All about Amy Remmele
Amy has her degree in psychology and has over 25 years of coaching and consulting experience, working with individuals and businesses to change behaviors and cultures. Amy Remmele has helped create change in so many lives and businesses that she is often referred to as the “People Whisperer.” Amy has created dozens of trainings and has facilitated hundreds in the areas of workplace interactions and relationships, customer service, sales, goal setting, human motivation, and Optimism.
Amy is the author of Chief Life Officer: Your Life Is The Most Important Business You’ll Ever Own (CLO), and the communication chapter of the best-selling book, GameChangers. Amy also co-authored, with Dr. Kent Bath, the book, Re-Phrase It: Adding Empathy and Emotional Intelligence to Your Everyday Life, and the relationship workbook and DVD, Empathy, Communication and Conflict Resolution Home Study Program.
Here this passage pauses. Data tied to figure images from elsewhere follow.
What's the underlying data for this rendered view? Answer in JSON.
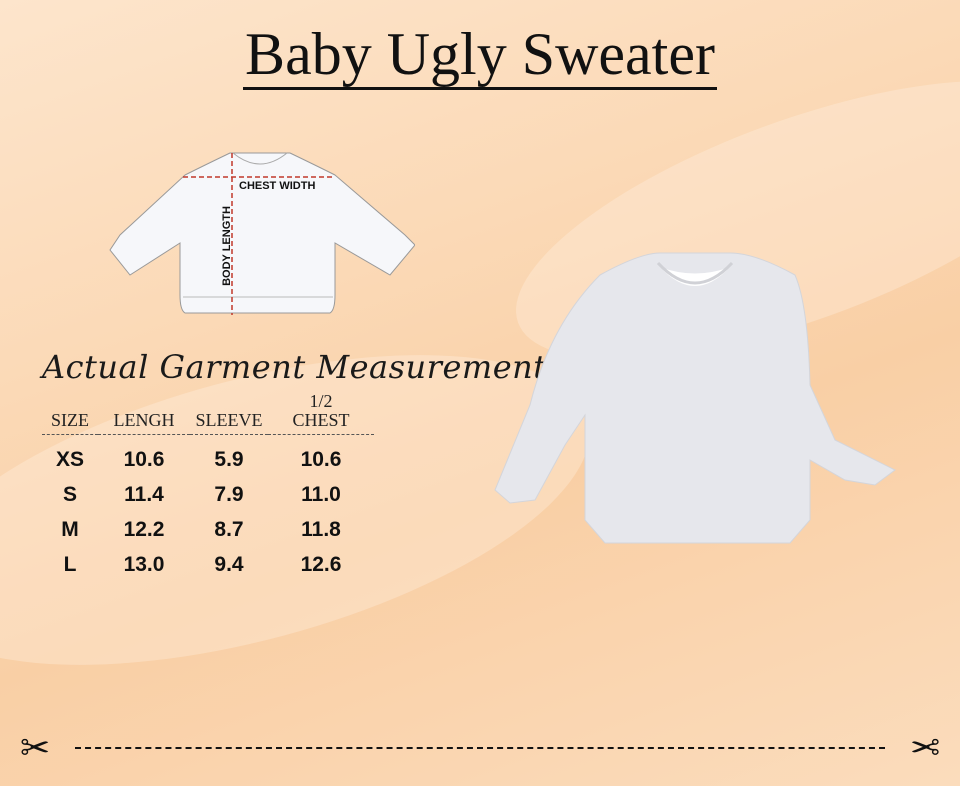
{
  "title": "Baby Ugly Sweater",
  "diagram": {
    "chest_label": "CHEST WIDTH",
    "length_label": "BODY LENGTH"
  },
  "table": {
    "heading": "Actual Garment Measurements",
    "columns": [
      "SIZE",
      "LENGH",
      "SLEEVE",
      "1/2 CHEST"
    ],
    "rows": [
      [
        "XS",
        "10.6",
        "5.9",
        "10.6"
      ],
      [
        "S",
        "11.4",
        "7.9",
        "11.0"
      ],
      [
        "M",
        "12.2",
        "8.7",
        "11.8"
      ],
      [
        "L",
        "13.0",
        "9.4",
        "12.6"
      ]
    ]
  },
  "colors": {
    "background": "#fbd9b6",
    "measure_line": "#c0392b",
    "garment": "#e8e9ee"
  },
  "icons": [
    "scissors-icon",
    "scissors-icon"
  ]
}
Amy wrote a monthly column called “Ask The Life Coach,” for the After 50 News for six years and a column for the newsletter of the Buffalo Niagara chapter of the National Association of Women Business Owners. Amy writes for The Examiner.com and selfgrowth.com.
Amy was involved with the National Association of Women Business Owners (NAWBO) for five years as a Program Chair, a Board Member and the Awards Chair. Amy served on the Board of Directors of the Canisius College Women’s Business Center and on the Mentoring Committee and the Networking Committee. Amy was also on the Board of Directors and serves on the Mentoring Committee and as a Mentor of University of Buffalo Center for Entrepreneurial Leadership (CEL). Amy received the Women of Influence award from Business First in 2009. Amy is a member of the National Speakers Association and judged DECA at the state level for several years. Amy has served as the convener of the Amherst Task Force for Healthy Communities, as a member of the Advisory Board of the Small Business Council and a board of director of he Amherst Chamber of Commerce. Amy was awarded Volunteer of the Year by the Amherst Chamber in 2005.